Documentation for all reactive operators (methods that involve raix.reactive.IObservable) contain the following sections.

Summary

Gives a one line overview, the signature of the method and a description of any arguments that are not self explanatory (like the expected method signatures of any Function arguments).

Unless otherwise specified, operators with a static method signatures are static methods of the raix.reactive.Observable class; operators with an instance method signature are method of the raix.reactive.IObservable interface.

Generics Syntax

The documentation often uses generics syntax (like Vector.<*>). This syntax is not supported by ActionScript; it is only used to describe a class with more detail.

IObservable.<int> refers to an IObservable the emits values of type int (though this is not enforced), meaning that values sent to an IObserver’s onNext method will be of class int.

Array.<int> refers to an array of int values.
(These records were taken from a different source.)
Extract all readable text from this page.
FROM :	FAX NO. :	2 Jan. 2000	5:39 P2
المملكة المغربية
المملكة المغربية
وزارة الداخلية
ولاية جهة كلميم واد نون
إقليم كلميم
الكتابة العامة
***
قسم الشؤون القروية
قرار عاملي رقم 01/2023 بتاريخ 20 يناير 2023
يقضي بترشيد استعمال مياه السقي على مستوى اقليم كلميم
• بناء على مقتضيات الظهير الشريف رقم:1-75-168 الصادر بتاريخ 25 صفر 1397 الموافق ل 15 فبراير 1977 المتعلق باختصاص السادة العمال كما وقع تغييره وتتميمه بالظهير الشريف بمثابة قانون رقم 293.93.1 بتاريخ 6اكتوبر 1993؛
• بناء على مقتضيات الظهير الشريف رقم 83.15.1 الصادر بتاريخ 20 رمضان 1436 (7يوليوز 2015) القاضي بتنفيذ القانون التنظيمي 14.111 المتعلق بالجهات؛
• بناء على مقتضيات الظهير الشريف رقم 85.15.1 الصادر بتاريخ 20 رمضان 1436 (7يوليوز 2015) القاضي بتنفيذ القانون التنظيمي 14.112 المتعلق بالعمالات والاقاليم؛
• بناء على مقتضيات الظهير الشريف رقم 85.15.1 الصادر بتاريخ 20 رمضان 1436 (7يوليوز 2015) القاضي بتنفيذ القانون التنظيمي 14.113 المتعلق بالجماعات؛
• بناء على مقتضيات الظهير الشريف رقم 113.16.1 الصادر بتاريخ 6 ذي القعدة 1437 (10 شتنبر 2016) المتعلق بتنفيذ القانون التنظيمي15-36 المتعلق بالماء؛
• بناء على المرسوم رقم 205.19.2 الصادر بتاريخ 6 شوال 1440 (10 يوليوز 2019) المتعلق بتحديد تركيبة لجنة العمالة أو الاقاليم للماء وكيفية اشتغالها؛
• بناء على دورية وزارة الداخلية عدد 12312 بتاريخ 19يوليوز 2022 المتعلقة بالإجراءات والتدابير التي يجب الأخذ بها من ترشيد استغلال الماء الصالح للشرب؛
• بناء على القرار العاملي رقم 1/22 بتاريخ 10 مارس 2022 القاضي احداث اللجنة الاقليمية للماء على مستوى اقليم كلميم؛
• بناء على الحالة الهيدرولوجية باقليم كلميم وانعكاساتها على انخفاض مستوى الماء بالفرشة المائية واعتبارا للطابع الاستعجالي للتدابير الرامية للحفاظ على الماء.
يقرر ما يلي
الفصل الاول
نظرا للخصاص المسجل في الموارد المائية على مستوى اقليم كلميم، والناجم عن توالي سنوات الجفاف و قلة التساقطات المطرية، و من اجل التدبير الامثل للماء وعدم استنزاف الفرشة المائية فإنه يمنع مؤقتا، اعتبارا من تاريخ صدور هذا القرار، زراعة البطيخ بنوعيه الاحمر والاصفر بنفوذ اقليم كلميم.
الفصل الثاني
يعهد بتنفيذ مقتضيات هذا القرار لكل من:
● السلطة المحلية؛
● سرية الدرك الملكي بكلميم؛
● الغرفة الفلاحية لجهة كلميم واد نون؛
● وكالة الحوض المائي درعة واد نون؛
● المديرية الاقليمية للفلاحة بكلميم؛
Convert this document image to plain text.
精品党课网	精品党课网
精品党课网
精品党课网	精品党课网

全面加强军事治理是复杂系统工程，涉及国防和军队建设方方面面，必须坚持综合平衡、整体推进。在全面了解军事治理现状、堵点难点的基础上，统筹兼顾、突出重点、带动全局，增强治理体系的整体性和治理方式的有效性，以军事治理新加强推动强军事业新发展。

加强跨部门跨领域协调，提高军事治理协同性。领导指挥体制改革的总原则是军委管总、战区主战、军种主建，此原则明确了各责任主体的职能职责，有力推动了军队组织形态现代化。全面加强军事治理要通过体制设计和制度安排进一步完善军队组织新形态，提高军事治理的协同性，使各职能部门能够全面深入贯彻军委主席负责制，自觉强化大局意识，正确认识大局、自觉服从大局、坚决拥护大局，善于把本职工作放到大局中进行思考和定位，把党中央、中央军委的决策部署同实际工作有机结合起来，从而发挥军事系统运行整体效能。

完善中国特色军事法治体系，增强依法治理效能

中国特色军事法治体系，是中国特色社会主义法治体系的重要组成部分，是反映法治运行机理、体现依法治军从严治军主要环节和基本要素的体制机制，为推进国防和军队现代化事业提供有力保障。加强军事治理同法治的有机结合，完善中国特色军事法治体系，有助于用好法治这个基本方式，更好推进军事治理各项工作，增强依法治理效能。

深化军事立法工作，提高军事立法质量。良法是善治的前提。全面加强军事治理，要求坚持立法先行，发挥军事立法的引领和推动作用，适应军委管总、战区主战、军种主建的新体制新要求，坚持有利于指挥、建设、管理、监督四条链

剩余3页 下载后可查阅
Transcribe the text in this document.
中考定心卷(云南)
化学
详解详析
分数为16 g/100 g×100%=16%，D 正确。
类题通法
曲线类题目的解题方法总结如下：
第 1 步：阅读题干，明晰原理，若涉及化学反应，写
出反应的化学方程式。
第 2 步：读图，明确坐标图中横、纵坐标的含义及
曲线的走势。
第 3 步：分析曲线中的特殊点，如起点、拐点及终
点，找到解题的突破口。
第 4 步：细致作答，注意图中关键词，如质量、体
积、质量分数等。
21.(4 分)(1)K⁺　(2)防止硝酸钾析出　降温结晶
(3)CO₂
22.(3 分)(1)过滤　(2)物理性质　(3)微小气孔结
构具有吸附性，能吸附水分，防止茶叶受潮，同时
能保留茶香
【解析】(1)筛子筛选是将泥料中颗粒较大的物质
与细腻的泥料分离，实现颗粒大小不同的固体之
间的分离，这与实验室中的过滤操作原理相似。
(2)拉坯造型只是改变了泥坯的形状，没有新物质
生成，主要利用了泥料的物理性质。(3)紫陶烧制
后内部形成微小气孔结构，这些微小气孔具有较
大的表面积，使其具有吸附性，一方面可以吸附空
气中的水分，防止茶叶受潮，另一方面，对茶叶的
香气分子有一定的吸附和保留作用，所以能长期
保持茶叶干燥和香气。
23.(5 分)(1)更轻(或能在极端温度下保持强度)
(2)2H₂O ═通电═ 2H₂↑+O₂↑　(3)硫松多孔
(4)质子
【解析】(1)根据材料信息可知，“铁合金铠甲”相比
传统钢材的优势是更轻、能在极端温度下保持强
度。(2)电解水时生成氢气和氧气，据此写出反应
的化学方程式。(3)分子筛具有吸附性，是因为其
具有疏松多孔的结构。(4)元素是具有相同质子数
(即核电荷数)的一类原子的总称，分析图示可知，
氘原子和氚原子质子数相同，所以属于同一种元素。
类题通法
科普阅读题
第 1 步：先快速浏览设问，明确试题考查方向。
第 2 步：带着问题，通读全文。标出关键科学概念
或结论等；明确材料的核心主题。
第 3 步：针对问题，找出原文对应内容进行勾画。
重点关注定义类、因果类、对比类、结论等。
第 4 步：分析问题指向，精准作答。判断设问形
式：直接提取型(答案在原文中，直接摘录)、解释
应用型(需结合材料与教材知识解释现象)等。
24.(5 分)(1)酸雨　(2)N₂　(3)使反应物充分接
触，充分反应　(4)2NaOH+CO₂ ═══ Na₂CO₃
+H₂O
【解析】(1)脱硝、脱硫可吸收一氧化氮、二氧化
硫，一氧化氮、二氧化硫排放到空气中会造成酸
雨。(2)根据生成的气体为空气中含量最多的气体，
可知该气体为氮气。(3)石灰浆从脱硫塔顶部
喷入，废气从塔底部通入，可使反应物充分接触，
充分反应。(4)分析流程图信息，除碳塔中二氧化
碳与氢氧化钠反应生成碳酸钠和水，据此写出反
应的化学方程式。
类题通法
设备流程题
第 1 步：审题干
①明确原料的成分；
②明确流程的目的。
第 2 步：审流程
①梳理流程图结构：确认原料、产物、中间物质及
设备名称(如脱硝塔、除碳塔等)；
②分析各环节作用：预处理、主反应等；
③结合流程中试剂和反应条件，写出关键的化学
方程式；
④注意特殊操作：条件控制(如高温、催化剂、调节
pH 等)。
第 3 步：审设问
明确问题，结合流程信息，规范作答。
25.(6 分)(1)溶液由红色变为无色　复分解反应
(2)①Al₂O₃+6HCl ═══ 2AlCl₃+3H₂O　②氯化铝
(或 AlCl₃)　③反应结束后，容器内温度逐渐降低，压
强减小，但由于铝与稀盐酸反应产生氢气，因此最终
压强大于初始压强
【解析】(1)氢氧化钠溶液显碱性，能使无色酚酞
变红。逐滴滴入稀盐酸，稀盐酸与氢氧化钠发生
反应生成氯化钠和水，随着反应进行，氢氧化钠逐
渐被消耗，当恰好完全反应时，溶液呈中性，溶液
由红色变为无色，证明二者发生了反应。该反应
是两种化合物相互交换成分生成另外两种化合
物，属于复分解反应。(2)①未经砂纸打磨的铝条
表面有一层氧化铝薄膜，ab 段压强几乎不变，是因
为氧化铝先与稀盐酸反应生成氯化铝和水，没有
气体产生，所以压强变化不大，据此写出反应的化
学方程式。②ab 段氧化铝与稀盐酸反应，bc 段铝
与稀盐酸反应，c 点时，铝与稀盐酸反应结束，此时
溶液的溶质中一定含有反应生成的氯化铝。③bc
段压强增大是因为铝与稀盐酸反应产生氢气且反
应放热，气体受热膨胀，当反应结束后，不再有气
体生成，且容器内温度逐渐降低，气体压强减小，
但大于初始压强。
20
The “source” of a sequence

Many operators refer to it’s “source”, and even the “sourceValueClass”. These operators are always instance methods of IObservable, and source refers to the IObservable instance the method was called on.

For example, given Observable.range(1, 3).take(2), the “source” of take is range and the “sourceValueClass” is int because that’s what range returns.

Remarks

Provides an overview of how the operator works, including situations that will cause it to complete or error.

Marble Diagrams

Marble diagrams is a way of visually representing reactive (asynchronous) data streams. To my knowledge, it was invented by the Rx team at Microsoft.

For more information on how to read marble diagrams, see Marble Diagrams.

Scheduler

If the operator uses a scheduler, this section describes what it is used for and which scheduler is used by default.

If you are new to the framework you can ignore them; all operators that use schedulers accept them as optional arguments and will use a default.

For more information on the subject, see Schedulers

Return Value

Describes the return value, usually in the “generic” format IObservable.<type> where type is the type of values that the observable will send to onNext.

Examples

One or more example uses of the operator. Some examples are real life scenarios, but most try to only use the more common (and less complex) operators in order to keep things simple.